TransAlta Renewables Inc. (TSX:RNW, OTC:TRSWF)
12/31/15 Price: C$10.37.  Annual Dividend: C$0.77 (6.7%).   Low Target: C$10.  High Target: C$15. 

TransAlta Renewables produced disappointing returns in 2015, although its performance was much better than practically all other Yieldcos.  It remains solidly in the list because it remains attractively valued.  Its stock trades at an approximate 30% discount to my dividend discount valuation.

Returning Growth Stocks

MiX Telematics Limited (NASD:MIXT; JSE:MIX).
12/31/15 Price: $4.22 / R2.80Annual Dividend: R0.08 (2.9%).  Beta:  -0.13.  Low Target: $4.  High Target: $15.

MiX provides vehicle and fleet management solutions customers in 112 countries. The company’s customers benefit from increased safety, efficiency and security.   Like Ameresco, MIXT stock has fallen despite progress in the business, which has been regularly posting annual subscriber growth around 15%. 

I attribute the stock decline to a combination of the oil price decline, the fall of  the South African rand, and flat earnings caused by falling hardware sales as MiX shifts from a sales model to a bundled subscription model.

The oil price decline hurts MiX because a large proportion of its customers are in the Oil & Gas sector, and the falling rand hurts because South Africa is the company’s home market.  Both oil and the rand could go up as easily as down in 2016, having a positive effect on the stock.  Also, as more and more of MiX’s revenues come from subscriptions, earnings are becoming less sensitive to hardware sales.
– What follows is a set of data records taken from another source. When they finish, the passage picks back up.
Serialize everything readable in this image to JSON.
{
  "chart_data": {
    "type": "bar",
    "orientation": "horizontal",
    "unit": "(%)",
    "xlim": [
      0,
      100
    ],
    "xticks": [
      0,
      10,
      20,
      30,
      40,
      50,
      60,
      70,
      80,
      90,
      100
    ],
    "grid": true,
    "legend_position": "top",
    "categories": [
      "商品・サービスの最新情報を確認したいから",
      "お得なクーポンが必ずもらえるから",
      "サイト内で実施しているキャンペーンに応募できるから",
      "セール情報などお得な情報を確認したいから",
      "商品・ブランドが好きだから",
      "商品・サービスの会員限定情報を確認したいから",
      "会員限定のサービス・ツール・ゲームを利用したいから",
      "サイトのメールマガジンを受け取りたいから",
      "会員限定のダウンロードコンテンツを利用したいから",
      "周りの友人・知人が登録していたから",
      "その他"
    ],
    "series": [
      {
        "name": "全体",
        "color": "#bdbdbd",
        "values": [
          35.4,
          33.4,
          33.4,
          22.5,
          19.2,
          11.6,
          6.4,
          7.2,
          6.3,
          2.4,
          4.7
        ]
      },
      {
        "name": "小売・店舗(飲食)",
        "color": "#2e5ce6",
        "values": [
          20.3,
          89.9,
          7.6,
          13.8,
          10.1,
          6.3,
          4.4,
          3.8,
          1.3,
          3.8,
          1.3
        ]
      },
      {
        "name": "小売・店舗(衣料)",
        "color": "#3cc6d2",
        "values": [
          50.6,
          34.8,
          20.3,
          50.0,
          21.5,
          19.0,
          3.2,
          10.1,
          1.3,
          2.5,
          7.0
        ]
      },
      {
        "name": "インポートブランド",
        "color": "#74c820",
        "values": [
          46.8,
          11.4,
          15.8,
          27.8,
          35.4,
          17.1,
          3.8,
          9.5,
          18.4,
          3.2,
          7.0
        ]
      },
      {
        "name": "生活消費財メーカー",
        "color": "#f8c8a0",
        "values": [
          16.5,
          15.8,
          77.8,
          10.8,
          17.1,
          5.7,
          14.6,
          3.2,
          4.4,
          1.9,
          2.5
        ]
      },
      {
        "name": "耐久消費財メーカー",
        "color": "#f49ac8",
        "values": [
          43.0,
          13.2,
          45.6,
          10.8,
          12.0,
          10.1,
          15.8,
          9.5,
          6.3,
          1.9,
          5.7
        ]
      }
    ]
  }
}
MiX also reinstated its dividend in 2015, a move which did not seem to please the market, but makes it even more attractive to me.

Ameresco, Inc. (NASD:AMRC).
Current Price: $6.25
Annual Dividend: $0.  Beta: 1.1.  Low Target: $5.  High Target: $15. 

Energy service contractor Ameresco had been suffering for two years because its clients, mostly government entities, had been slow to finalize contracts. That has been turning around in 2015, and Obama’s recent initiatives to further improve energy efficiency in government buildings should help as well.  Further, Ameresco has diversified its business into commercial solar installation, and that business will benefit over the next few years from the long term extension of the Solar Investment Tax Credit.

Despite all this, the stock fell again in 2015.  Company insiders, especially CEO and controlling shareholder George Sakellaris, maintain their faith in the company by continuing to buy the stock in quantity.  If other investors fail to recognize Ameresco’s potential in 2016, the stock has fallen low enough that he may decide to take it private.

Final Thoughts

Many income investors are particularly cautious now that the Federal Reserve has begun to slowly increase interest rates.  But any interest rate rise promises to be very gradual, and the recent decline of Yieldco prices and the long term extensions of the Solar, Wind, and biodiesel tax credits should all help clean energy stocks in 2016.  I expect this year to be a strong one for clean energy stocks in general, especially recovering Yieldcos.

Disclosure: Long HASI, CSE/MCQPF,  AMRC, MIXT, FF,  RNW/TRSWF, PEGI, EVA, GPP, NYLD/A, REGI, GLBL. 

DISCLAIMER: Past performance is not a guarantee or a reliable indicator of future results.  This article contains the current opinions of the author and such opinions are subject to change without notice.  This article has been distributed for informational purposes only. Forecasts, estimates, and certain information contained herein should not be considered as investment advice or a recommendation of any particular security, strategy or investment product.  Information contained herein has been obtained from sources believed to be reliable, but not guaranteed.